I think it’s a way of efficiently sampling from truncated MVNs but I’m not smart enough to follow why! See Ben’s documents in this thread: https://groups.google.com/g/stan-users/c/GuWUJogum1o/m/LvxjlUBnBwAJ

Oh well it’s gonna be hard for me to top this. It looks like it’s doing an inverse CDF trick.

Is there some particular point of confusion?
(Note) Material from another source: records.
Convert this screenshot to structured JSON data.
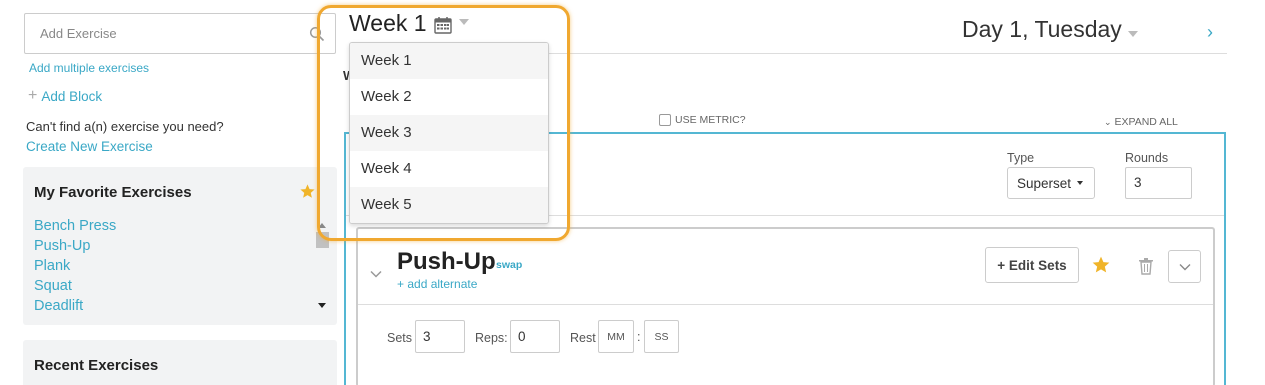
{
  "sidebar": {
    "search_placeholder": "Add Exercise",
    "add_multiple": "Add multiple exercises",
    "add_block": "Add Block",
    "cant_find": "Can't find a(n) exercise you need?",
    "create_new": "Create New Exercise",
    "favorites": {
      "title": "My Favorite Exercises",
      "items": [
        "Bench Press",
        "Push-Up",
        "Plank",
        "Squat",
        "Deadlift"
      ]
    },
    "recent": {
      "title": "Recent Exercises"
    }
  },
  "header": {
    "week": "Week 1",
    "day": "Day 1, Tuesday",
    "next_arrow": "›"
  },
  "main": {
    "w_label": "W",
    "use_metric": "USE METRIC?",
    "expand_all": "EXPAND ALL",
    "block": {
      "type_label": "Type",
      "type_value": "Superset",
      "rounds_label": "Rounds",
      "rounds_value": "3"
    },
    "exercise": {
      "name": "Push-Up",
      "swap": "swap",
      "add_alternate": "+ add alternate",
      "edit_sets": "+ Edit Sets",
      "sets_label": "Sets",
      "sets_value": "3",
      "reps_label": "Reps:",
      "reps_value": "0",
      "rest_label": "Rest",
      "rest_mm": "MM",
      "rest_colon": ":",
      "rest_ss": "SS"
    }
  },
  "week_dropdown": {
    "items": [
      "Week 1",
      "Week 2",
      "Week 3",
      "Week 4",
      "Week 5"
    ]
  },
  "colors": {
    "accent": "#3aa8c6",
    "block_border": "#54b7d3",
    "highlight": "#f0a830",
    "star": "#f0b429"
  }
}
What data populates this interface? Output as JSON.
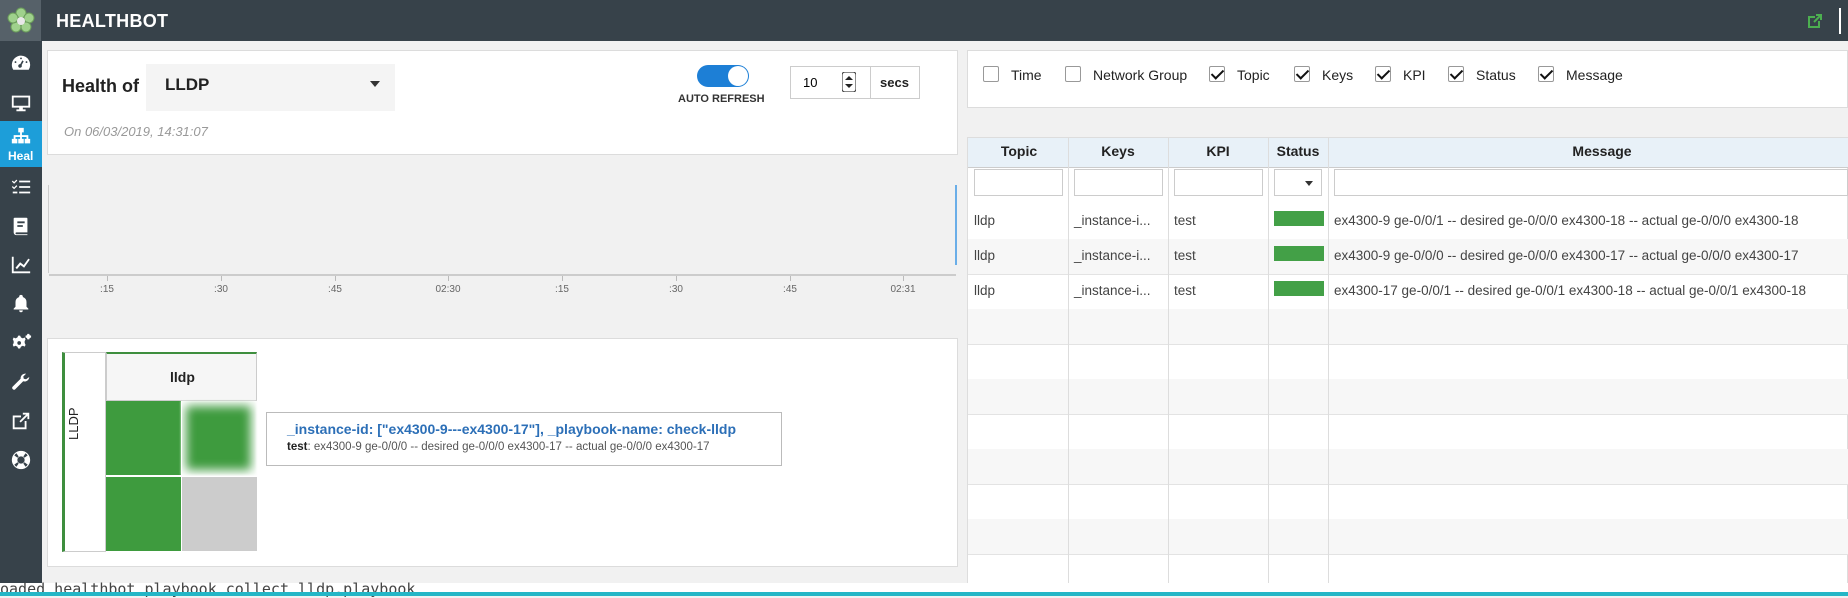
{
  "app": {
    "title": "HEALTHBOT"
  },
  "sidebar": {
    "items": [
      {
        "icon": "dashboard-icon"
      },
      {
        "icon": "monitor-icon"
      },
      {
        "icon": "health-icon",
        "label": "Heal",
        "active": true
      },
      {
        "icon": "list-icon"
      },
      {
        "icon": "book-icon"
      },
      {
        "icon": "chart-icon"
      },
      {
        "icon": "bell-icon"
      },
      {
        "icon": "gears-icon"
      },
      {
        "icon": "wrench-icon"
      },
      {
        "icon": "external-link-icon"
      },
      {
        "icon": "lifebuoy-icon"
      }
    ]
  },
  "health": {
    "label": "Health of",
    "topic": "LLDP",
    "auto_refresh_label": "AUTO REFRESH",
    "auto_refresh_on": true,
    "interval": "10",
    "interval_unit": "secs",
    "timestamp": "On 06/03/2019, 14:31:07"
  },
  "timeline": {
    "ticks": [
      ":15",
      ":30",
      ":45",
      "02:30",
      ":15",
      ":30",
      ":45",
      "02:31"
    ]
  },
  "heatmap": {
    "row_label": "LLDP",
    "column_label": "lldp",
    "cells": [
      "green",
      "green-blurred",
      "green",
      "gray"
    ],
    "tooltip": {
      "title": "_instance-id: [\"ex4300-9---ex4300-17\"], _playbook-name: check-lldp",
      "kpi": "test",
      "message": ": ex4300-9 ge-0/0/0 -- desired ge-0/0/0 ex4300-17 -- actual ge-0/0/0 ex4300-17"
    }
  },
  "filters": [
    {
      "label": "Time",
      "checked": false
    },
    {
      "label": "Network Group",
      "checked": false
    },
    {
      "label": "Topic",
      "checked": true
    },
    {
      "label": "Keys",
      "checked": true
    },
    {
      "label": "KPI",
      "checked": true
    },
    {
      "label": "Status",
      "checked": true
    },
    {
      "label": "Message",
      "checked": true
    }
  ],
  "table": {
    "columns": [
      "Topic",
      "Keys",
      "KPI",
      "Status",
      "Message"
    ],
    "rows": [
      {
        "topic": "lldp",
        "keys": "_instance-i...",
        "kpi": "test",
        "status": "green",
        "message": "ex4300-9 ge-0/0/1 -- desired ge-0/0/0 ex4300-18 -- actual ge-0/0/0 ex4300-18"
      },
      {
        "topic": "lldp",
        "keys": "_instance-i...",
        "kpi": "test",
        "status": "green",
        "message": "ex4300-9 ge-0/0/0 -- desired ge-0/0/0 ex4300-17 -- actual ge-0/0/0 ex4300-17"
      },
      {
        "topic": "lldp",
        "keys": "_instance-i...",
        "kpi": "test",
        "status": "green",
        "message": "ex4300-17 ge-0/0/1 -- desired ge-0/0/1 ex4300-18 -- actual ge-0/0/1 ex4300-18"
      }
    ]
  },
  "console": {
    "text": "oaded healthbot playbook collect lldp.playbook"
  },
  "colors": {
    "topbar": "#37424a",
    "accent": "#1d9ed9",
    "status_green": "#43a047",
    "cell_gray": "#cccccc"
  }
}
Edit: Not that it’s all clear, just we should probably work off of that PDF :D

Hahah thanks Ben. I might be over complicating it - I think at it’s core I can see how to wrap Ben’s code into an lpmf function but not into an rng function in Stan.

Oooh, okay so

I think @bgoodri 's code there is an rng function. So you’re using Stan to generate from a truncated multivariate normal by sampling a constrained vector z(u) with Stan itself.

This as opposed to rejection sampling.

So like you can sample from a uniform(0, 1) in R, or you can write a Stan program for it:

parameters {
  real<lower = 0.0, upper = 1.0> u;
}

In the first case you use some built in C libraries, in the second you use MCMC. It looks like this function is generating draws from a truncated multivariate normal using MCMC.

I assume it’s not easy to write down the combined effect of what is going on here in closed form, and so that is why we’re using MCMC to do the sampling. That make any sense? It’s kindof a weird thing.

Hey Ben, thanks for your replies and apologies for the delay getting back to you. That makes sense (in a complicated way!) and I can see how once you can generate u’s and z’s you know the 1s but I’m confused what happens with the if else loops if we can’t generate 1s and 0s within the code? I can’t specify that in Stan (can’t impute binary parameters). Full disclosure, I’m running a model where the sum of the imputed 1s are Poisson distributed so need to get integer values within Stan if possible.

Which 1s and 0s? (edit: I see them in the code in the first post but I wasn’t finding them in the Goodrich code, though I’m probably just looking in the wrong place – anyway want to be clear what these are for)

Can you write out the model you want to work with if you had all the log densities and stuff you wanted?

The way I understand it this code we can use it to put a truncated multivariate normal prior on a vector of coefficients.

So effectively something like:

beta ~ truncated_multivariate_normal(...);

We can then do some sort of logistic regression with this:

y ~ bernoulli_logit(X * beta);

Hey @bbbales2, apologies I missed this reply. It makes a lot more sense now I’ve had 3 months to ruminate! I think what I was struggling with was not using an rng to explicitly draw values but it’s clicked now!! Thanks so much for taking the time to reply, really helpful comments.

2 Likes

Glad it worked out!

1 Like